|I sense you feel strongly and will back away now.|
It’s a problem I’ve had with a lot of action heroines. Despite their toned bodies, pithy quips and attractive love interests, they leave me cold. Because they are not real women. Real women have mortgages and families and at the very least menstrual cycles. I want a little consistency, some weight, something that matters. Gwen Cooper started out with the rest of them for me. Just another action chick with a gun and a pair of tight pants.
And then a funny thing happened. Gwen grew up. Right before my eyes.*
(A tiny bit of background before I start: Torchwood is a spinoff of the highly popular BBC show Doctor Who. It stars Captain Jack Harkness, a time-traveler from Doctor Who who was given immortality by accident, and is now searching for the Doctor to find out why. He runs Torchwood, a group of alien-hunters working for the British government, scavenging the detritust that comes through a rift in time and space that runs through Cardiff, Wales. Gwen, a Welsh policewoman recruited into Torchwood, was added as the protagonist when producers realized that Jack might not be terribly relatable.)
Season One: Gwen was an annoying, self-righteous bitch who was more than a little hypocritical. While she was off criticizing everyone for their jaded reactions to (for them) typical work situations, like a young girl possessed by a sex alien or child-snatching faeries, she was cheating on her long-term boyfriend with a variety of people. Most notably, she cheated on Rhys, the fiance, with Owen, her sleazy date-raping co-worker, while knowing that another co-worker, Tosh, was in love with Owen. Yikes. And all of this is without even mentioning the weird relationship between Gwen and Jack, her immortal time-traveling boss. They shared secrets, talked about their lives, and were closer to each other than they are to their respective significant others. (Jack is in a casual relationship during the first season with Ianto, his secretary). All of that is normal for best friends, but perhaps not for coworkers who occasionally send searing looks at each other, and sit at each others bedsides. Needless to say, Gwen bothered me a little.
|You also seem to care deeply about this call.|
But she had fire. I liked that. Sure she was annoying as all get out, but she cared. I like that.
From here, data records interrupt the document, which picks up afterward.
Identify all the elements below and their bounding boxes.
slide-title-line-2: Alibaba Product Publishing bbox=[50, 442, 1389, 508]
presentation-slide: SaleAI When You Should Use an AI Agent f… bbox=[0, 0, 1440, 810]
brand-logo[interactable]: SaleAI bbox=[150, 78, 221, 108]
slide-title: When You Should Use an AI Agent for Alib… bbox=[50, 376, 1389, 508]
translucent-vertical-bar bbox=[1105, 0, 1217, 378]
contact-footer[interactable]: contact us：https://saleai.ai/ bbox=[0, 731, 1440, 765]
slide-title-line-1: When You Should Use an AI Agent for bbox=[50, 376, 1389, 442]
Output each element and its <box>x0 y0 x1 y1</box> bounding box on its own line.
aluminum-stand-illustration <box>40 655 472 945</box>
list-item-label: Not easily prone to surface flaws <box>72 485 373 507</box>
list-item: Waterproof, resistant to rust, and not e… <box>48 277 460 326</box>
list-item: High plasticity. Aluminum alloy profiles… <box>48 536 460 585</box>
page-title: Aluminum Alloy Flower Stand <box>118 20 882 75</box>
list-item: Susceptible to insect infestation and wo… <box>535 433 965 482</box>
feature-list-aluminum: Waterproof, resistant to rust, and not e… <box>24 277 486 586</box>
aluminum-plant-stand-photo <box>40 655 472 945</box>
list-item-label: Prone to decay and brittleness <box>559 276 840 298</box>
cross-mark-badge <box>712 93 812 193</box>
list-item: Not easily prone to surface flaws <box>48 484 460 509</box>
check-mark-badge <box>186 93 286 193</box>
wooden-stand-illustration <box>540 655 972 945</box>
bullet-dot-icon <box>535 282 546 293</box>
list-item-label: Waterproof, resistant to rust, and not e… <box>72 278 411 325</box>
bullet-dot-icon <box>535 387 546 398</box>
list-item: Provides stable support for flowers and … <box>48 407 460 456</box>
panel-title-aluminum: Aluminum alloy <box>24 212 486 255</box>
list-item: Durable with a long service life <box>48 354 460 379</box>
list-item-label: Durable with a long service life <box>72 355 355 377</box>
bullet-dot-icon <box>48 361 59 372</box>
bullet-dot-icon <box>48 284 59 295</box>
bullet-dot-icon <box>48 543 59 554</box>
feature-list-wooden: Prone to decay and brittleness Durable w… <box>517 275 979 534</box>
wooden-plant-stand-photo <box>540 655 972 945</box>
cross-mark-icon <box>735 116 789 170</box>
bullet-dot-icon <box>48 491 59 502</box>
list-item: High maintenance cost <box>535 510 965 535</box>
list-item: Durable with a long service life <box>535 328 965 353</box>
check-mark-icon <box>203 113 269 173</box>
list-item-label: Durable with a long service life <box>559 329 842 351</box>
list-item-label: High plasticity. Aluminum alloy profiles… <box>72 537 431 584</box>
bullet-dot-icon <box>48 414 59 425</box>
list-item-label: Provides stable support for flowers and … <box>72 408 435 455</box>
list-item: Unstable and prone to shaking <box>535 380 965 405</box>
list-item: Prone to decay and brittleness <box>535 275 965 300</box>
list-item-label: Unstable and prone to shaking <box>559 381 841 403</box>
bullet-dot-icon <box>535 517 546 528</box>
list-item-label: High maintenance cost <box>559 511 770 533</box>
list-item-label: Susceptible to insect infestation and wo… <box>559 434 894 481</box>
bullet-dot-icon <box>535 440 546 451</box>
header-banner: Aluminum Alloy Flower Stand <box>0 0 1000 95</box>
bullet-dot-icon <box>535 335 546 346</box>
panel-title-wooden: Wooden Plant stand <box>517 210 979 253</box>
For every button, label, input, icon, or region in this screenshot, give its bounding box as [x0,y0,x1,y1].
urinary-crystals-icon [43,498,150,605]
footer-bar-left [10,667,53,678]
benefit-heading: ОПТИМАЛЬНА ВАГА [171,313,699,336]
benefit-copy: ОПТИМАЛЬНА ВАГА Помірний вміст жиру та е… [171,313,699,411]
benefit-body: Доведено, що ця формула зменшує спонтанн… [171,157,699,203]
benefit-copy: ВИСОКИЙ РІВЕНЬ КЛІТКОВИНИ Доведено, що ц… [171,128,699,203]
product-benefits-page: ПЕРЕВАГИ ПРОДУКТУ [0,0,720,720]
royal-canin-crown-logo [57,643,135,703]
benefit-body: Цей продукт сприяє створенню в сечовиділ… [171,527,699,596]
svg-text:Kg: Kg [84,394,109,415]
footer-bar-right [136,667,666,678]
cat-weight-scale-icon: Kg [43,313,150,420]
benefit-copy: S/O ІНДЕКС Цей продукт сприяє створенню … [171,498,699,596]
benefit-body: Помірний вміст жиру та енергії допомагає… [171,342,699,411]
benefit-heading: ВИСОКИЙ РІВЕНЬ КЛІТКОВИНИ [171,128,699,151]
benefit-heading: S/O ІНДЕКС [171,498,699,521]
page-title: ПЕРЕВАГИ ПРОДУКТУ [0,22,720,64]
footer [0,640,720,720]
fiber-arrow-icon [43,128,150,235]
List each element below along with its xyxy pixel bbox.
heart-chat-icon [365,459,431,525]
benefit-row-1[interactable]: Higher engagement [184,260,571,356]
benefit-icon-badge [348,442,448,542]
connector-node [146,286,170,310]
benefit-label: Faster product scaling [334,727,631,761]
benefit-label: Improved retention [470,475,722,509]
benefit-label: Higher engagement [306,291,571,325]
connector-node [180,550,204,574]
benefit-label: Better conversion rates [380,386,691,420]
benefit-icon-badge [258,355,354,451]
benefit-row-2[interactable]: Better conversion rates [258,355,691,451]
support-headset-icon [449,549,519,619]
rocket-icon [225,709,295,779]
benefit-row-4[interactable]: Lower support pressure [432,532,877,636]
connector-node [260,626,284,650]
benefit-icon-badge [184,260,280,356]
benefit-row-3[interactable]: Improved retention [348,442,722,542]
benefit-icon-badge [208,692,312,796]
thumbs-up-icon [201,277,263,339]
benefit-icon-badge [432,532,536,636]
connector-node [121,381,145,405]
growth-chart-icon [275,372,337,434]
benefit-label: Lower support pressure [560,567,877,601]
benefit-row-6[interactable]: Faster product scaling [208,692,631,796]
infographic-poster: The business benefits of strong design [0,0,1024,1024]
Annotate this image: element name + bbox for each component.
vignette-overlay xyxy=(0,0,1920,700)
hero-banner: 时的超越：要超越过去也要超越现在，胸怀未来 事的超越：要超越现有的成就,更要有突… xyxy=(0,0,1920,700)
I just wanted it without all off the baggage.
Season Two: Gwen got better. A little. She became cooler. She was still a self-righteous bitch sometimes, but really only when the situation called for it. When she discovered that her boss was keeping an entire subset of missing people on an island to keep them from upsetting their families, she was outraged. Upon discovering that he had very good reasons for this, she was still outraged. That was a little annoying. Like I said, she only got really angry about the things that mattered, but Gwen’s rage was still a little much. However, she was pretty awesome too. This was the season that Gwen finally told Rhys what she does for a living: hunt aliens. He’s shocked (but admits it does explain a lot about their relationship). Why it made me like her more is that suddenly, Gwen had to face up to her past decisions. She had a real relationship, one in which she shared fully.
There are not nearly enough shows where women have that kind of relationship, I’ve found, and especially not in genre television. Gwen had started down the bad path in season one by mistreating the one character point that actually made her interesting, and it was incredibly heartening to see her get it back. Gwen and Rhys matter. She’s dominant, alpha, incredibly kickass and far too attached to her guns, while Rhys runs a lorry-driving company. He’s sweet. He loves Gwen and cares for her. I’m sorry, but we need a lot more of that.
Season two was the season where Gwen and Rhys got married, reaffirmed their love, and where Gwen learned precisely how badass she could be. Very.
Children of Earth and Miracle Day: Children of Earth isn’t exactly Season Three, but actually a miniseries. And it is amazing.** In this, for the first time, I loved Gwen. She was still flawed, still judgmental, but she was brilliant. Incredibly badass (I mean breaking into secure facilities with a van and a pistol badass), vulnerable (finding out that she’s pregnant when the whole world’s children are suddenly threatened), and finally blissfully real (having to have the conversation with Rhys: do we want to have a baby in a world like this?). For the first time, I looked up and saw a real woman on the screen, and I liked her. Even when she wasn’t perhaps being good, or nice, or even agreeable, she was so very very real.
|And about your baby. I'm gonna go now.|
It made me love her.
So, yes, Gwen Cooper isn’t perfect. She’s self-righteous, judgmental, a horrible planner (my friends and I have started calling terrible plans “Torchwood Plans”), and a right bitch sometimes. But she’s real. She’s loyal, she’s fierce, and she’s brilliant. And it only took them two seasons to get there.
|This is a face that cares. Clearly.|
*Point of note: If you haven’t seen Torchwood, and want something more sturdy than my vague summary to go on, please see the wikipedia article here or the official site here for more information. Or just watch the show. You could do worse.
**WATCH. IT. It will be the best thing you have ever seen.